Con i suoi riferimenti a «Rossellini, Cassavetes e Kar Wai», Non credo in niente è imbevuto di uno stile sincopato, un po’ sconclusionato come la vita romana, e la narrazione non lineare gli dona il fascino notturno e sbandato dei sentimenti che percorre ognuno dei ragazzi, anzi, degli uomini e delle donne in ballo in questa città ingrata. Una Roma che se una volta faceva andare via Remo Remotti, oggi, nel 2023 i suoi giovani se li tiene stretti al seno freddo di asfalto in un’illusione fin troppo lucida e reiterata.

«Ci innamoriamo perché prendiamo le droghe sbagliate», dirà uno dei personaggi. La disillusione la leggiamo già chiaramente nel titolo, Non credo in niente è un piccolo manifesto di una generazione confusa tra speranza e rassegnazione. Una girandola di strade buie percorse da mille contraddizioni che il regista rappresenta efficacemente come nel caso di un freddo bacio a stampo per dirsi addio sovrapposto a immagini di lava che scorre lenta e ineluttabile.

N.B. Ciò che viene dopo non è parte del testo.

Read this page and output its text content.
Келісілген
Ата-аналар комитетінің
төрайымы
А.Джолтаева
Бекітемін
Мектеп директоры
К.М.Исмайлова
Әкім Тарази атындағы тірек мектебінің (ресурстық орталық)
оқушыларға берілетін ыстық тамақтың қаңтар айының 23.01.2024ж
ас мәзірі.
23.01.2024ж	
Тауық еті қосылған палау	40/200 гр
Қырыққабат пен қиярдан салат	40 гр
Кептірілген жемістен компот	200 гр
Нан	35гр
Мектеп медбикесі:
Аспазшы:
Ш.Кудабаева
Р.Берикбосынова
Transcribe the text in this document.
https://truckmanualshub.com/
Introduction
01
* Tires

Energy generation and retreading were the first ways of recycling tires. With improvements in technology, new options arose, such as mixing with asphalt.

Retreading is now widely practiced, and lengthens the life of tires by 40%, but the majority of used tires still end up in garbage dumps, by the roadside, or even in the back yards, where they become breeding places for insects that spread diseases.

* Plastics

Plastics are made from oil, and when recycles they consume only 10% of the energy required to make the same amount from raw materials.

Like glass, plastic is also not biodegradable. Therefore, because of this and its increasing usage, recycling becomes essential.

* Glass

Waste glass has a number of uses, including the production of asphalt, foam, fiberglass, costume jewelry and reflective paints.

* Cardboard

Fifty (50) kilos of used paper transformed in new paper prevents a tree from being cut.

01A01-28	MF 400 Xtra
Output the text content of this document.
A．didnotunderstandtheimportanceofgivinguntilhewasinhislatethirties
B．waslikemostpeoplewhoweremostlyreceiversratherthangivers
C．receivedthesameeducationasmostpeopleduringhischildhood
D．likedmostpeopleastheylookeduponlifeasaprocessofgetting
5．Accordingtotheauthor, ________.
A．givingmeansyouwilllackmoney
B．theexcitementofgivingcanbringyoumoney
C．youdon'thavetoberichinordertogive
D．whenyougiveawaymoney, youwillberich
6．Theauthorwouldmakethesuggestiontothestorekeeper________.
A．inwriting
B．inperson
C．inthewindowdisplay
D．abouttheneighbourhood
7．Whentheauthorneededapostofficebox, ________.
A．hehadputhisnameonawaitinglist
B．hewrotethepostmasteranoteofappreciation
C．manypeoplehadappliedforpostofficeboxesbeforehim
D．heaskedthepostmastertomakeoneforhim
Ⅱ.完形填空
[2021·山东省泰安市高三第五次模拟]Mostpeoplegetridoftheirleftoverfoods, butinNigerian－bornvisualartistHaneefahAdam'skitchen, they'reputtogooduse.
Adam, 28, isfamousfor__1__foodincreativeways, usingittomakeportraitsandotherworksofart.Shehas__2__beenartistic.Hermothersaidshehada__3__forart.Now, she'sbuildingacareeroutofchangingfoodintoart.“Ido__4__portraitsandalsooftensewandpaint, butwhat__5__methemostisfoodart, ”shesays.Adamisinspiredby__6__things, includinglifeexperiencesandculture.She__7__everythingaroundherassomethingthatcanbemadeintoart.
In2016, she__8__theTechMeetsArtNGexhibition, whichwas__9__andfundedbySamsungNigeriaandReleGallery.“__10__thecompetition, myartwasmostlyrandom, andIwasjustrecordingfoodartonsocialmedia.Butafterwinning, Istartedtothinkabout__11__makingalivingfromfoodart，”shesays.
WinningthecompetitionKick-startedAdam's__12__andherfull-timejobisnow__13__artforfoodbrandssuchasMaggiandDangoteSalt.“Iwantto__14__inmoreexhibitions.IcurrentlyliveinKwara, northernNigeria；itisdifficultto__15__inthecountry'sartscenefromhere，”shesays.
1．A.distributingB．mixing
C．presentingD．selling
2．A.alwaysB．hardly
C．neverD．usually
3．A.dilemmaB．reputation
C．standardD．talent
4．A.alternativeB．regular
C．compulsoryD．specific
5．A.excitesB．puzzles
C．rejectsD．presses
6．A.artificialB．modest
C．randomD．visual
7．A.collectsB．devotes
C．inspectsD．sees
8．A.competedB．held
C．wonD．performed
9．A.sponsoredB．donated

Il cast è trasognato, pulsante, cool, pieno di vitalità e il soundtrack di Riccardo Amorese segna il pastiche ben oltre il semplice commento musicale. Allora la musica di un violino suonato in cucina e una canzone cantata in un locale possono diventare avamposti sul territorio lontano dei sogni in una metropoli che preme e luccica come pinze di acciaio rugginoso. E se il vero problema di questa generazione fosse soltanto ritrovare il sorriso nelle cose semplici?